The bigger your business, the more likely your data is…interesting. Old methods of data collection put data in silos across several departments. The computing power to handle data in all its forms wasn’t there, so breaking it up in the name of agile operations was key. Now, we’ve got machine and deep learning and a hope of finally making sense of it all. The three V’s of data—volume, variety, and velocity—shape the way we think about data collection and processing. Each presents a unique challenge when moving from that jumble of legacy systems you’ve got now to the streamlined, flexible system of your dreams. Here’s what you need to know about data variety and how it fits into your data puzzle.
Why should you care about data variety?
The old method of storing data was to silo it for expediency. Not every data decision needed to go through every department, so to prioritize agility, companies sectioned their data. Now, the era of truly big data, we can’t process what we have using traditional data methods. It’s time to put it all back together again.
Except now you’ve got data coming in that doesn’t match. One department labels their columns and rows differently. You’ve got repeat data just with different forms. And we haven’t thought about all the ways data comes into your organization. It’s a mess. You must plan to break down those silos and improve your data quality, whether its in lake form or otherwise.
So what are some of the ways your data variety appears?
- unstructured data
- the structure between departments or companies
- Natural Language
- media (pictures, video, etc.)
What’s the Obstacle?
So what’s the holdup getting your data into a manageable form for big data? You’ve got a few different things standing in the way of pivoting your data management. It’s not just about throwing the next shiny piece of tech at it. Your human teams are your most significant resource making the shift to a big data culture, but first, you’ve got to:
- Address concerns – You know exactly where your shoes are in your messy house, but you’d never send someone into your messy house to look for them. Data is the same way. Departmental data swamps are comfortable but could be embarrassing to share.
- Give the right people access – those of you who have sensitive information rightfully restrict access, but it’s a delicate balance.

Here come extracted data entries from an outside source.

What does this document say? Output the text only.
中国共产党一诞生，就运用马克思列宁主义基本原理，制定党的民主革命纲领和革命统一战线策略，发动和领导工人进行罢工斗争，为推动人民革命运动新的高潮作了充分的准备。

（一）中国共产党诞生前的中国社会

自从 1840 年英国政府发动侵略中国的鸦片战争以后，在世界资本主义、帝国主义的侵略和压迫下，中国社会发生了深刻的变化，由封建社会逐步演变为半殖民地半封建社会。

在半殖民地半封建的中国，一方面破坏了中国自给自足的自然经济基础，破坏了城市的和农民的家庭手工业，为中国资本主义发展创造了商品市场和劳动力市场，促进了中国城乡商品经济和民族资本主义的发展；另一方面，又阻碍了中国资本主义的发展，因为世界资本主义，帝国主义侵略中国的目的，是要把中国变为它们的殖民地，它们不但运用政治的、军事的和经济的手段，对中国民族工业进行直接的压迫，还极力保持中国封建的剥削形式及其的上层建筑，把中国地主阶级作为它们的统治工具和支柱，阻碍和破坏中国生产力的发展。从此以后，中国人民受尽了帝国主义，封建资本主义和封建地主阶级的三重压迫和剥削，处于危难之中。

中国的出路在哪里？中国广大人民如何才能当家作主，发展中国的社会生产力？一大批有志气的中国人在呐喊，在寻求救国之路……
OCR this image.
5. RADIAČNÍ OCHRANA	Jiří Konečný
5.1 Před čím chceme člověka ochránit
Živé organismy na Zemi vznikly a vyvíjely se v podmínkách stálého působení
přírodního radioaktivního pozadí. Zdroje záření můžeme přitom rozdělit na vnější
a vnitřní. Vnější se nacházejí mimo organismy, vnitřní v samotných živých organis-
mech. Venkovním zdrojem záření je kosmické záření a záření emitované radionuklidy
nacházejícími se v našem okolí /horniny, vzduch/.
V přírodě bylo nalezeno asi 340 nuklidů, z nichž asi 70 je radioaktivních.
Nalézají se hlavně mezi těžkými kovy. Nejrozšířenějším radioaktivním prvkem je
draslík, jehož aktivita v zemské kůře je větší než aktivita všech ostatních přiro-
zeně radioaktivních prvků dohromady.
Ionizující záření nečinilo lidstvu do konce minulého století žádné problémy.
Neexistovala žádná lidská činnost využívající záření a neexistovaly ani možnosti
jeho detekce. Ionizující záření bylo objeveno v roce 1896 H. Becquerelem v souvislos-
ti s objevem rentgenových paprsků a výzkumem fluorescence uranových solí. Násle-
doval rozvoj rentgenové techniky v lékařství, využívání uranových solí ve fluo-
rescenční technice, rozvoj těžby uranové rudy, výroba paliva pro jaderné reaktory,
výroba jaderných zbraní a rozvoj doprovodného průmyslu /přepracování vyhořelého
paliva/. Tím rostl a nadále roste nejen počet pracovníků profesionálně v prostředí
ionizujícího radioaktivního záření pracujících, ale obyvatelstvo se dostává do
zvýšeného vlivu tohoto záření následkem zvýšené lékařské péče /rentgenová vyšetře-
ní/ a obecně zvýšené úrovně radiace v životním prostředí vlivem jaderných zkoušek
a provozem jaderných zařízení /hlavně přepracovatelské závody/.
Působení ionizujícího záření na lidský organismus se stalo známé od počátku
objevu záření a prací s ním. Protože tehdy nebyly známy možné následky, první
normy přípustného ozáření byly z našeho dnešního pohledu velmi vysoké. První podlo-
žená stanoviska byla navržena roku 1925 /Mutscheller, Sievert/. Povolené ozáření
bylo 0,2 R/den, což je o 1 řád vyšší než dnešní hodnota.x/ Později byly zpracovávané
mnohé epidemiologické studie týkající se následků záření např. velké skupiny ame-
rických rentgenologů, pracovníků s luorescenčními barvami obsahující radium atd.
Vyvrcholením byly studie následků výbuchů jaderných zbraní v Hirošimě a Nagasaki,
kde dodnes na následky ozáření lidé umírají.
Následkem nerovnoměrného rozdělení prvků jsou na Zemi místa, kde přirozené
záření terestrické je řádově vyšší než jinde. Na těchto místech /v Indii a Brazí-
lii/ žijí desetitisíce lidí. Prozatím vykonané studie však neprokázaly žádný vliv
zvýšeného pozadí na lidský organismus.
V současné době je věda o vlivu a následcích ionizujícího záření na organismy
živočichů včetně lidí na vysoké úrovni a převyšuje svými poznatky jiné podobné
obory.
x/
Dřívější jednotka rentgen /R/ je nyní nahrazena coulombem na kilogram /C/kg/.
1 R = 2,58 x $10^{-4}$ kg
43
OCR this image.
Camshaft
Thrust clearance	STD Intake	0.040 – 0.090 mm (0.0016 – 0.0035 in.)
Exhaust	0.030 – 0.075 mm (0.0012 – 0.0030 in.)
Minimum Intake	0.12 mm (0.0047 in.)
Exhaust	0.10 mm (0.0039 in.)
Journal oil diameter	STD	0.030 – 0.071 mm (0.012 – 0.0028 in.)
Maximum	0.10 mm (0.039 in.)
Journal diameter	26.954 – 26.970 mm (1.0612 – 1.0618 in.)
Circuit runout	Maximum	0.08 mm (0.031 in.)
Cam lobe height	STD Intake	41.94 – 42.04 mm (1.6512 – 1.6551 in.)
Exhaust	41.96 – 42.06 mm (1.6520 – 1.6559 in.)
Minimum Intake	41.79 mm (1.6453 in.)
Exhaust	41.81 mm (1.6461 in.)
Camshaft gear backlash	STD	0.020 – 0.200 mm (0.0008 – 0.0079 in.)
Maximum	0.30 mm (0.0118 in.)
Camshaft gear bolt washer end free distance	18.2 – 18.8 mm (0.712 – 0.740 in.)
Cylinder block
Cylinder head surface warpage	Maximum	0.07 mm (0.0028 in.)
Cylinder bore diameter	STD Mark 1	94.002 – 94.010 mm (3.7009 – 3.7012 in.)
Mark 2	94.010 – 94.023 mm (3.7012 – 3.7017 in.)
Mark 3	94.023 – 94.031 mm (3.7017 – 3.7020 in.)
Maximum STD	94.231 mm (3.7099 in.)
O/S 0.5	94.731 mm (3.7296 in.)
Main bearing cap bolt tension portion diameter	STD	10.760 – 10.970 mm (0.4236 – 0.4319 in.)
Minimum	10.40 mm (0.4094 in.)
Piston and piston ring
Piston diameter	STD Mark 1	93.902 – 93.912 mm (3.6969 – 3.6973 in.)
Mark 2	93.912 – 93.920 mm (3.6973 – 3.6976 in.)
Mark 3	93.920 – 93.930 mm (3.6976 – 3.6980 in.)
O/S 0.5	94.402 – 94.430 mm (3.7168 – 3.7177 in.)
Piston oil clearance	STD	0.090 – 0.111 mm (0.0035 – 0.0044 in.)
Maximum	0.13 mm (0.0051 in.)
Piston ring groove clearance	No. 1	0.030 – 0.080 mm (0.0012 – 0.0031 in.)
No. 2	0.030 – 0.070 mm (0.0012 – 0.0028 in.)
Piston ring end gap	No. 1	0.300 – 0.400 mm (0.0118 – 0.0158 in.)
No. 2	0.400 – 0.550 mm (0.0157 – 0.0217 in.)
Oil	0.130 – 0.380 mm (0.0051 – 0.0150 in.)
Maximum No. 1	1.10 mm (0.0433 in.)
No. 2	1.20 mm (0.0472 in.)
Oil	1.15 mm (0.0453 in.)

You have to find the line between protecting your data and allowing those who need it to have access. It could be a matter of figuring out a better way to process sensitive data with anonymity.
- Stop Ignoring the issue – proceeding without some data integration plan isn’t going to work either. It prevents you from using data in unique ways that might reveal insights you didn’t have before and it builds your enterprise data debt.
The Old Ways Won’t Work
Traditional models of data management won’t keep up with big data variety. Many businesses are still operating under one of two types of data management systems. These are bound up in legacy systems that are difficult to scale and human labor-intensive for very little return.
Master Data Management (MDM)
MDM merges all data to match an existing entity, swapping a common nickname with a full name, for example. Once they’re in place, MDM delivers a rule of thumb for your structured data, helping deal with duplicates and null fields.
They’re human-intensive, however, requiring long hours setting up the record definitions. At the scale most enterprises have now, this would be prohibitively difficult, and that’s if a human team manages to define fields without error. It won’t touch unstructured data – there’s no way it can – and using it will cost you.
Extract, Transform, Lead (ETL)
This method uses conversion routines written upfront with cleaning and updating over time for accuracy. It’s excellent for the structured data you have now, but very difficult to scale because it’s time-intensive and expensive.
It won’t give you a data standard either. For intensive training, it just doesn’t deliver the consistency you need across your points of consumption. It’s suitable for handling things like data volume, but variety just isn’t going to deliver.
Thinking Differently about Data Variety
Your problem isn’t necessarily the amount of data you have but integrating data from more sources than ever before. While a handful of Silicon Valley giants are managing this issue, most companies are still struggling. They’re operating legacy systems with unstructured data not meant for processing that way, and it’s going to slow things down.
[Related Article: Missing Data in Supervised Machine Learning]
Some of the biggest promises come from a concept called Human Guided Machine Learning. It uses domain level experts to help guide and train machines to label data that doesn’t necessarily fit in simple columns and rows. Whatever you do, throwing money at your data may not solve your issue if you aren’t investing in the right thing. As you begin to consider your data variety solutions, look to the annex of human input and machine learning because that could be the most viable solution.